Although technology has made our world flatter and more interconnected than ever before, the global advertising landscape is far from homogeneous. Each region’s marketing is a reflection of the people who live there. This is Global Creative, a new series by Digiday that highlights the nuances of advertising scenes in different parts of the world, through the eyes of an established creative from there.
South Africa enjoys a robust advertising culture that is both vividly unique and globally lauded. Yet according to Pete Case, the co-chief creative officer of Ogilvy and Mather South Africa, advertising in that country is just at the cusp of its true potential.
Case, who also founded Gloo, one of South Africa’s most awarded digital agencies until it merged with Ogilvy last fall, gave Digiday an insider’s tour through the South African ad industry from his perch in Johannesburg.
Digital is just beginning to explode
Unlike the U.S. and most parts of Europe, digital is just beginning to gain traction in South Africa, which was ranked the fourth-fastest-growing digital economy after China, Malaysia and Thailand, in MasterCard’s 2014 Digital Evolution Index. In the report, South Africa was identified as a “breakout country.” While still a developing nation, its digital market evolved rapidly between 2008 and 2013. Africa’s overall Internet penetration is forecast to reach 600 million people by 2025, and South Africa is expected to lead that surge.
“The market is still very wide open here; there’s maybe seven or eight established digital agencies which is minute compared to anywhere else,” Case said.

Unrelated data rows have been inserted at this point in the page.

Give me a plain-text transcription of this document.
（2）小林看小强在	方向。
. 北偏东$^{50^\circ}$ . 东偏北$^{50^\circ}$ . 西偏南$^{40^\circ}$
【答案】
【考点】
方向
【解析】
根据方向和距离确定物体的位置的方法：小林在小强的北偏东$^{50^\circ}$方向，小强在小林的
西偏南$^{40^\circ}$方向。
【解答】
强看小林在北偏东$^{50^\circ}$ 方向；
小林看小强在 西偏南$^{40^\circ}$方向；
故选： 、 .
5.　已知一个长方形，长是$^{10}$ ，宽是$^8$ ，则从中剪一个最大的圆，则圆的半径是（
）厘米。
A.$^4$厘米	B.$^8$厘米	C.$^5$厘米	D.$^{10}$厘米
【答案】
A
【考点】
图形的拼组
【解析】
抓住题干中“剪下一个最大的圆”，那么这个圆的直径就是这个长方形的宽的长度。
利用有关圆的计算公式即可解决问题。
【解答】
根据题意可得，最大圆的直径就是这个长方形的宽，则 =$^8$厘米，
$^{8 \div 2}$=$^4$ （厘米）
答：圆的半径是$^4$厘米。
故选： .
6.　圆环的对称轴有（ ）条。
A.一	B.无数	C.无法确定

It’s a mobile-first market
A majority of the South African audience is not on desktops, but on mobile. While Internet use is still growing, fully 86 percent of South Africans have cell phones. Yet mobile marketing is still at its infancy in South Africa due to limitations of bandwidth and prohibitive cost. But that hasn’t stopped them from coming out with fun mobile campaigns, such as this one for Canadian lager Carling Black Label by Ogilvy and Mather, which won four Cannes Lions:
“We have struggled to put out engaging messaging to an audience that is predominantly on their smartphones,” he said. “But I believe we’re on the cusp of huge growth in rich media mobile storytelling. Mobile is a real sweet spot.”

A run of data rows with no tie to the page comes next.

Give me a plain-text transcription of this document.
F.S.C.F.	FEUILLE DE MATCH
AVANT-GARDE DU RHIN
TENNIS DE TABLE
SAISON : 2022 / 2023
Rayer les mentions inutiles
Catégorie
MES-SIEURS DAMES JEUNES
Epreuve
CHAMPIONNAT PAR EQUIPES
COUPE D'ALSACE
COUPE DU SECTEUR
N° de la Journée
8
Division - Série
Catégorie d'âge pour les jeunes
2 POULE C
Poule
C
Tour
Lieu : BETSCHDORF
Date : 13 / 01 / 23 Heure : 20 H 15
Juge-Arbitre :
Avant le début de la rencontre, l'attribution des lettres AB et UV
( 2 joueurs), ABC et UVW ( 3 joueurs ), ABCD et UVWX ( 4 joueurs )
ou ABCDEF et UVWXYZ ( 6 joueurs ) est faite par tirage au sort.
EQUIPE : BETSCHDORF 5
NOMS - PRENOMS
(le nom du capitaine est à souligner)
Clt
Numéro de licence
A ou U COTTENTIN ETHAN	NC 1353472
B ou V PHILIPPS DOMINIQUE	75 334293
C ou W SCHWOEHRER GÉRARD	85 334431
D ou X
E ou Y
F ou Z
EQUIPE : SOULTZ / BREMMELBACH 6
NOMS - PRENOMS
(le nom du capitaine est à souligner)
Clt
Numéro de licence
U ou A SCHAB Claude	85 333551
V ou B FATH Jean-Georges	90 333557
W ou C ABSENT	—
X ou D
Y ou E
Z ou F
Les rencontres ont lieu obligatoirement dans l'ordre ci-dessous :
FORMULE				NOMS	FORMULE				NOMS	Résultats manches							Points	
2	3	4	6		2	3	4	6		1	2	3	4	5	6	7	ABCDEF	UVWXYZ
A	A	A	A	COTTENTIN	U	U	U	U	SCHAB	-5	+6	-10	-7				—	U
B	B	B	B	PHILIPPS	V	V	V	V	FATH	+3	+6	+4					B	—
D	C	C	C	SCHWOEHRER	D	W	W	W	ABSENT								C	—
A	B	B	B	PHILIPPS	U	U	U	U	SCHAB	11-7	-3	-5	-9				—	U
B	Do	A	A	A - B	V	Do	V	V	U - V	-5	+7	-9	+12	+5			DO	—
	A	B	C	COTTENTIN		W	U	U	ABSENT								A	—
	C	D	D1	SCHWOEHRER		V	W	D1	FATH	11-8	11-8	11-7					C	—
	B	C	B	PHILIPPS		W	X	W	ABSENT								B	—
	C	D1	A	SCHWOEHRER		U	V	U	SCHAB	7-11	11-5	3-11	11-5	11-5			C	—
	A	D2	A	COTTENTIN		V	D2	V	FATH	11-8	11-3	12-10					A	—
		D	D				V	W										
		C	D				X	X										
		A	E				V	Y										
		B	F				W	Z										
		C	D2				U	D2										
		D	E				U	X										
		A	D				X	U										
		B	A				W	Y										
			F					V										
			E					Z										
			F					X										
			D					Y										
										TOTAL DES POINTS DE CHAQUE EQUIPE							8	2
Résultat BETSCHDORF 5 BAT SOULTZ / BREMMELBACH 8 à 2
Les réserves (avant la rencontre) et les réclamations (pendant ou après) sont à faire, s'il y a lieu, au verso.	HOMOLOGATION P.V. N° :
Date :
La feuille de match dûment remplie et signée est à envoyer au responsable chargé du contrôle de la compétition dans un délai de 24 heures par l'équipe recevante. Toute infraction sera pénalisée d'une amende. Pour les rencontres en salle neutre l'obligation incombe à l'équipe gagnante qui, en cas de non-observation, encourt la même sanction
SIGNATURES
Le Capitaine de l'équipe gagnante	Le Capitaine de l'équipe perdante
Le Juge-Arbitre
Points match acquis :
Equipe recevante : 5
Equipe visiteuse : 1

Yet traditional media cannot be ignored
While mobile and digital are expanding, large swathes of the South African audience are still not there. As a result, traditional media is still important, with radio and television still having tremendous reach. The following campaign by Ogilvy for energy drink Lucozade called “Give me Strength,” for example, won the Grand Prix in the radio category in Cannes last year.

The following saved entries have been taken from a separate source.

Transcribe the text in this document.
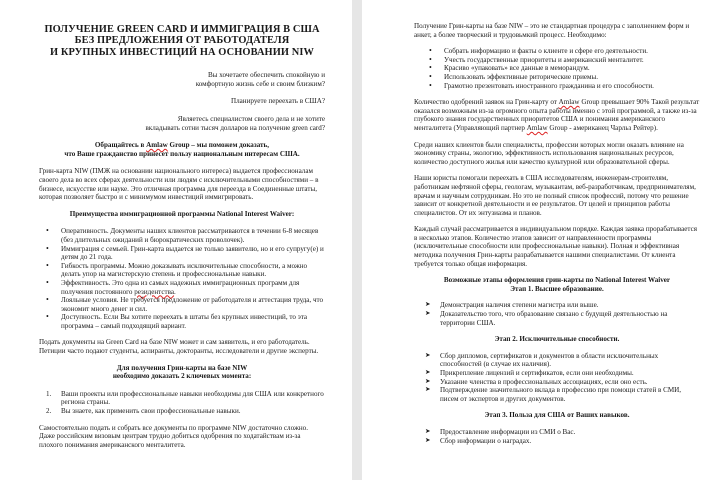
ПОЛУЧЕНИЕ GREEN CARD И ИММИГРАЦИЯ В США
БЕЗ ПРЕДЛОЖЕНИЯ ОТ РАБОТОДАТЕЛЯ
И КРУПНЫХ ИНВЕСТИЦИЙ НА ОСНОВАНИИ NIW
Вы хочетаете обеспечить спокойную и
комфортную жизнь себе и своим близким?
Планируете переехать в США?
Являетесь специалистом своего дела и не хотите
вкладывать сотни тысяч долларов на получение green card?
Обращайтесь в Amlaw Group – мы поможем доказать,
что Ваше гражданство принесет пользу национальным интересам США.

Грин-карта NIW (ПМЖ на основании национального интереса) выдается профессионалам своего дела во всех сферах деятельности или людям с исключительными способностями – в бизнесе, искусстве или науке. Это отличная программа для переезда в Соединенные штаты, которая позволяет быстро и с минимумом инвестиций иммигрировать.

Преимущества иммиграционной программы National Interest Waiver:
• Оперативность. Документы наших клиентов рассматриваются в течении 6-8 месяцев (без длительных ожиданий и бюрократических проволочек).
• Иммиграция с семьей. Грин-карта выдается не только заявителю, но и его супругу(е) и детям до 21 года.
• Гибкость программы. Можно доказывать исключительные способности, а можно делать упор на магистерскую степень и профессиональные навыки.
• Эффективность. Это одна из самых надежных иммиграционных программ для получения постоянного резидентства.
• Лояльные условия. Не требуется предложение от работодателя и аттестация труда, что экономит много денег и сил.
• Доступность. Если Вы хотите переехать в штаты без крупных инвестиций, то эта программа – самый подходящий вариант.

Подать документы на Green Card на базе NIW может и сам заявитель, и его работодатель. Петиции часто подают студенты, аспиранты, докторанты, исследователи и другие эксперты.

Для получения Грин-карты на базе NIW
необходимо доказать 2 ключевых момента:
1. Ваши проекты или профессиональные навыки необходимы для США или конкретного региона страны.
2. Вы знаете, как применить свои профессиональные навыки.

Самостоятельно подать и собрать все документы по программе NIW достаточно сложно. Даже российским визовым центрам трудно добиться одобрения по ходатайствам из-за плохого понимания американского менталитета.

Получение Грин-карты на базе NIW – это не стандартная процедура с заполнением форм и анкет, а более творческий и трудовьмкий процесс. Необходимо:

• Собрать информацию и факты о клиенте и сфере его деятельности.
• Учесть государственные приоритеты и американский менталитет.
• Красиво «упаковать» все данные в меморандум.
• Использовать эффективные риторические приемы.
• Грамотно презентовать иностранного гражданина и его способности.

Количество одобрений заявок на Грин-карту от Amlaw Group превышает 90% Такой результат оказался возможным из-за огромного опыта работы именно с этой программой, а также из-за глубокого знания государственных приоритетов США и понимания американского менталитета (Управляющий партнер Amlaw Group - американец Чарльз Рейтер).

Среди наших клиентов были специалисты, профессии которых могли оказать влияние на экономику страны, экологию, эффективность использования национальных ресурсов, количество доступного жилья или качество культурной или образовательной сферы.

Наши юристы помогали переехать в США исследователям, инженерам-строителям, работникам нефтяной сферы, геологам, музыкантам, веб-разработчикам, предпринимателям, врачам и научным сотрудникам. Но это не полный список профессий, потому что решение зависит от конкретной деятельности и ее результатов. От целей и принципов работы специалистов. От их энтузиазма и планов.

Каждый случай рассматривается в индивидуальном порядке. Каждая заявка прорабатывается в несколько этапов. Количество этапов зависит от направленности программы (исключительные способности или профессиональные навыки). Полная и эффективная методика получения Грин-карты разрабатывается нашими специалистами. От клиента требуется только общая информация.

Возможные этапы оформления грин-карты по National Interest Waiver
Этап 1. Высшее образование.
➤ Демонстрация наличия степени магистра или выше.
➤ Доказательство того, что образование связано с будущей деятельностью на территории США.
Этап 2. Исключительные способности.
➤ Сбор дипломов, сертификатов и документов в области исключительных способностей (в случае их наличия).
➤ Прикрепление лицензий и сертификатов, если они необходимы.
➤ Указание членства в профессиональных ассоциациях, если оно есть.
➤ Подтверждение значительного вклада в профессию при помощи статей в СМИ, писем от экспертов и других документов.
Этап 3. Польза для США от Ваших навыков.
➤ Предоставление информации из СМИ о Вас.
➤ Сбор информации о наградах.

“It is only in the last four or five years that we have started to get critical mass in terms of clients investing in and agencies being able to deliver in newer forms of media across the board.”
The agency culture is entrepreneurial and collaborative
The South African market is much smaller, with fewer resources, making creativity there a lot more resourceful and versatile. According to Case, it is not unusual to have a majority of the work done at a single agency, meaning work tends to get done quickly.
“In South Africa, we don’t yet have the legacy of training, so there’s a lot of people that are learning hands-on as they go, and we are breaking a lot of technical ground internally,” said Case. “We don’t have a set formula. I’m hiring people as much on their attitudes as their skills.”
The best creative is grounded in humor — and helping
South Africa is a melting pot of cultures, a dynamic multiracial and multilingual society, so a lot of campaigns tend to be grounded in regional — and even pan-African — humor. This campaign by Black River F.C. for South African fast-food chain Nando’s in 2011, for instance, was a parody on the continent’s dictators, with Zimbabwe’s Robert Mugabe reminiscing about the good old days he spent with Libya’s Muammar Gaddafi.
As a corollary, brands that provide utility to customers by introducing products that attempt to solve local problems also do well. Samsung, for instance, has introduced a series of phones in the market that have extra battery capacities to counter the problems that people face due to loadshedding of electricity.